NASA Satellite Shows How Much Sand From The Sahara Is In The Atmosphere
NASA is using one of its satellites to determine how much sand from the Sahara Desert in Africa ends up helping the Amazon rainforest in South America to grow. While the two locations are on different continents, the amount of dust from the desert that makes its way to the rain forest will surprise you. NASA used one of its satellites to quantify how much dust from the desert makes it to South America for the first time.
The satellite quantified the amount of dust in three dimensions and the scientists studying the results were able to measure the amount of dust and how much phosphorus is carried. This marks the first time that satellite based estimates of the amount of phosphorus transported to the Amazon rainforest over multiple years has been quantified according to lead scientific paper author Hongbin Yu.

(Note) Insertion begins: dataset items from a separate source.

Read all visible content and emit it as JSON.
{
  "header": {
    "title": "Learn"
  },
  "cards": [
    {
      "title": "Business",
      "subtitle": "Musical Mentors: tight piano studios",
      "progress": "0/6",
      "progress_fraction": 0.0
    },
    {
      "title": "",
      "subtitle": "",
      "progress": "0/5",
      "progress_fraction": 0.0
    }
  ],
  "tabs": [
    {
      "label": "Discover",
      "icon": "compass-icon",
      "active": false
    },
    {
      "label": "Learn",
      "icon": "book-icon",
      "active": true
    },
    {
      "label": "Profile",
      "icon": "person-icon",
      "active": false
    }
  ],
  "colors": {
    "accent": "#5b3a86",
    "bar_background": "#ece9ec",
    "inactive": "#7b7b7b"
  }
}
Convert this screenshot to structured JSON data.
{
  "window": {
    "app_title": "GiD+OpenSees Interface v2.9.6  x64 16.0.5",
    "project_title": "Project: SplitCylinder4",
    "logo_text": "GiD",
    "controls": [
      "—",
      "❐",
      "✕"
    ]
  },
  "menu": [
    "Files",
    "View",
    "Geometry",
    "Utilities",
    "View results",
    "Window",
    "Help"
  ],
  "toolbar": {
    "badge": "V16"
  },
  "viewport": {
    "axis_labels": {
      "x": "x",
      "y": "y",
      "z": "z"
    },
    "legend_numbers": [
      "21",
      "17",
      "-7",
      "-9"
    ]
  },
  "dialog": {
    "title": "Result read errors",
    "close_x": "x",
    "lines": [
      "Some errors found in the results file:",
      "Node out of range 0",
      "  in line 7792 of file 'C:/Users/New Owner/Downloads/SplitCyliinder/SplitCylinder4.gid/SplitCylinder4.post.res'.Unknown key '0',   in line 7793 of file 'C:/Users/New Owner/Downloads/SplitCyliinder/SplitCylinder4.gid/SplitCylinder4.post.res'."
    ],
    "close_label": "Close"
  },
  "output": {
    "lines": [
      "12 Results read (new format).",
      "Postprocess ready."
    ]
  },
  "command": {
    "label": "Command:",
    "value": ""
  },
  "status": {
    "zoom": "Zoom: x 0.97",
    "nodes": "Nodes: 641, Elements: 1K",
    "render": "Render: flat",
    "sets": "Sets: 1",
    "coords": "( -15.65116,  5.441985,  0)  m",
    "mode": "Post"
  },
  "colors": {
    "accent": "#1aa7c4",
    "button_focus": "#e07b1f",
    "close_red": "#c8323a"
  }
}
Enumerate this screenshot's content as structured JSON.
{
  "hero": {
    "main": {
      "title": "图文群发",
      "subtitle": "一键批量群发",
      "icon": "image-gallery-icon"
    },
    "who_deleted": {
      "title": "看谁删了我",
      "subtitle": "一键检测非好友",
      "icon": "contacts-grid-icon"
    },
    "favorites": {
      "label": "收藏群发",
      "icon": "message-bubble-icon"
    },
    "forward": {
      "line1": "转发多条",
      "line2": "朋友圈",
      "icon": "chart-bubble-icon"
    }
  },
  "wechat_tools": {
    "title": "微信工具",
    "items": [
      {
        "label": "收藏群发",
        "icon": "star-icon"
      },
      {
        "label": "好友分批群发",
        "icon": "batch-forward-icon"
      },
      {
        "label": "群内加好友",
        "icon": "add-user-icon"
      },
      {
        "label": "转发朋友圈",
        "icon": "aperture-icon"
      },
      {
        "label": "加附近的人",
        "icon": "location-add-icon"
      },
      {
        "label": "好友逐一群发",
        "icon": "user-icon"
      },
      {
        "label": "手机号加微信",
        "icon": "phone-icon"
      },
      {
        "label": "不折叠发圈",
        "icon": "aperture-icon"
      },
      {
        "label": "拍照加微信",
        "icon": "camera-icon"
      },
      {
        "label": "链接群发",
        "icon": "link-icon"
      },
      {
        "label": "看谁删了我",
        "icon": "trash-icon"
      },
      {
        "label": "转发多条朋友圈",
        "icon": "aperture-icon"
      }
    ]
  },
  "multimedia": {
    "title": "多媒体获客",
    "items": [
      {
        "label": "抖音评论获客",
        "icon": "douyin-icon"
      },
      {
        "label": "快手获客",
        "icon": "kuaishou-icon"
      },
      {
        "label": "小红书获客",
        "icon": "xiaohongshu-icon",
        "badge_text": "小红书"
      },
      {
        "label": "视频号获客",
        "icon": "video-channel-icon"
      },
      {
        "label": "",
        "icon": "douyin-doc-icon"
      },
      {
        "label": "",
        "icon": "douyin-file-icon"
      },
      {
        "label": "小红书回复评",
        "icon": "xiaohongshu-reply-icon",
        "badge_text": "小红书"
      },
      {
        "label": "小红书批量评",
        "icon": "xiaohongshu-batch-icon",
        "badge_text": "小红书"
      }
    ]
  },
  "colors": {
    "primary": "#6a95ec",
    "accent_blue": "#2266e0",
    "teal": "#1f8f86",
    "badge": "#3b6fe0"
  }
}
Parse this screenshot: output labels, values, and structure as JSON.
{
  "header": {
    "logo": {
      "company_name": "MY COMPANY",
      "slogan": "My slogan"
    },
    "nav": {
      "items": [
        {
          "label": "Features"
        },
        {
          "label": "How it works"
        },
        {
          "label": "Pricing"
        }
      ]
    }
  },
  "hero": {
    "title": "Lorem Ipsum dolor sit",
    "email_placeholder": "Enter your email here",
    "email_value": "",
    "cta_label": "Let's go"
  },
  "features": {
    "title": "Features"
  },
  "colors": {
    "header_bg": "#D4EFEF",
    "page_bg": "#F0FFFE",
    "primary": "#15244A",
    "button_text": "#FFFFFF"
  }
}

Yu is an atmospheric scientist at the University of Maryland who works at NASA's Goddard Space Flight Center. The phosphorus being carried form the Sahara desert comes from the Bodele Depression in Chad, which is an ancient dry lakebed. Phosphorus is also an essential mineral for plant growth and is found in commercial fertilizers.
The amount of phosphorus that reaches the Amazon from the Sahara is estimated at 22,000 tons per year and is the same amount lost from the Amazon rain forest by rain and flooding each year. An average of 182 million tons of dust is carried each year by the wind and weather at longitude 15W.